On this occasion (caveat that by saying this is based on only hearing your story from you and the limited information you have provided), I feel what you have said is pretty damning. Even if this is some kind of reverse psychology approach to see how resilient you are or how you deal with challenging conversations/someone challenging your viewpoint, the ways in which they have approached this isn't necessarily productive in an interview setting.
There are some parts of this that I could justify as interviewer behaviour. Interrupting someone and telling them they are wrong will be something that happens (I have done it!). The bit that gets me is the "which is something you obviously don't know how to do" comment - that is a shitty (excuse my language) thing to say to anyone if that is what they said. It's also ridiculously presumptuous.

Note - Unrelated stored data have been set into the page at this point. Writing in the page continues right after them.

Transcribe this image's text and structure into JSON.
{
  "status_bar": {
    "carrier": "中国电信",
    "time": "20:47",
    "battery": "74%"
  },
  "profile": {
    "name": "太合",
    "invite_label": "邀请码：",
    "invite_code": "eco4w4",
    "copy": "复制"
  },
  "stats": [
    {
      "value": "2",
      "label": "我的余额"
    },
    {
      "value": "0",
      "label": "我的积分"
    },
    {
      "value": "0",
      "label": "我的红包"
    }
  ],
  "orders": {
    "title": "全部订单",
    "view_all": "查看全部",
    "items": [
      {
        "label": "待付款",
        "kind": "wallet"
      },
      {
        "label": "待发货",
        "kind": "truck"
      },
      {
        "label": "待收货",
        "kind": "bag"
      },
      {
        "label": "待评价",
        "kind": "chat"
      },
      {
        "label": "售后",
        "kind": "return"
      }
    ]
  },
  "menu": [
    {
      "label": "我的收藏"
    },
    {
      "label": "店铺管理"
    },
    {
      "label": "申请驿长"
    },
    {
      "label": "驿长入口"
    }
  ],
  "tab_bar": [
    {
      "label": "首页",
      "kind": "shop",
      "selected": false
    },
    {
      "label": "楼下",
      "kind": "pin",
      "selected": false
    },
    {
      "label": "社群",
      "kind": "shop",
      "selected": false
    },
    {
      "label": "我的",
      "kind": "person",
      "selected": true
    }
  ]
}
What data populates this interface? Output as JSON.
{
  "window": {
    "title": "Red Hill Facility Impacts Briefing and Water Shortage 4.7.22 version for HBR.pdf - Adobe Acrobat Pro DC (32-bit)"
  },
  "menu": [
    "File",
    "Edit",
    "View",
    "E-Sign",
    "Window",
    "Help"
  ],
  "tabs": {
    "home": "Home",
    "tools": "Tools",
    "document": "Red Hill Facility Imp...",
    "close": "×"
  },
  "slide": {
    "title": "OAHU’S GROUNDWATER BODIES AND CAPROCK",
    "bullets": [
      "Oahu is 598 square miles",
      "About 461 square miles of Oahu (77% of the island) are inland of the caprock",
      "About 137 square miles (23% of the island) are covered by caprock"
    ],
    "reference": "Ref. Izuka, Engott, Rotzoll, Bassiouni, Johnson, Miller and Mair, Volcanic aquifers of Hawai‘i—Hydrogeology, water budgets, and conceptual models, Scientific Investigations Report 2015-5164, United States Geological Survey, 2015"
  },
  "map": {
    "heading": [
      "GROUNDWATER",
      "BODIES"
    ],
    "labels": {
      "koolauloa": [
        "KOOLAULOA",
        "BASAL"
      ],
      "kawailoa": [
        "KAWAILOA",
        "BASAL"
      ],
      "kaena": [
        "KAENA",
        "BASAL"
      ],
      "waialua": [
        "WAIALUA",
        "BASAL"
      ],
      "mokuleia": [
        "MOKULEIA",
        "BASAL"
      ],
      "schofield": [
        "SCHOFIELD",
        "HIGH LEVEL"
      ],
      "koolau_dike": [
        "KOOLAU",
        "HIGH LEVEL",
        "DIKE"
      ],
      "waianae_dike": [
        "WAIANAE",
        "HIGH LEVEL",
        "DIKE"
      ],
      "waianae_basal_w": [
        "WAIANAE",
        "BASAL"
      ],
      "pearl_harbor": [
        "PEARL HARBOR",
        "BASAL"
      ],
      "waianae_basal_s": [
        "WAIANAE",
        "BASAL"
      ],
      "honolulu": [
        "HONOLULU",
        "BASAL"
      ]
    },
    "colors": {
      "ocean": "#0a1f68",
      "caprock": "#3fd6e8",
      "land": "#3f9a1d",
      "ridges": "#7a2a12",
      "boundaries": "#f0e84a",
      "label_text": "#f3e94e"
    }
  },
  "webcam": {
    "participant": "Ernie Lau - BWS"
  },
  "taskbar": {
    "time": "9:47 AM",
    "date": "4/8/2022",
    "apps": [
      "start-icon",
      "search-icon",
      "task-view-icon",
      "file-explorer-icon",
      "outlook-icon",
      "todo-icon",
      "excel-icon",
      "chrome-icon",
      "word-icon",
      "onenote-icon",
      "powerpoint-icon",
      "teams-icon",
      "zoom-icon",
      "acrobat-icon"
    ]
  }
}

If I was the graduate recruitment person at the firm, I would want to know this was going on. Depending on the firm's culture they either know this happens (and put up with it) or this is something they wouldn't deem acceptable (and they may not rely on that interviewer again).
Feel free to PM me (and you can send it to
@AvniD too) if you want to discuss this outside of the forum - although if you want to keep chatting on here you are more than welcome to as well. Avni and I can provide our thoughts as to what you might want to consider next.
What I would stress is that although this is disheartening and upsetting, this is just one person's opinion. And by the sounds of it, they are the anomaly if you have secured multiple vacation schemes previously.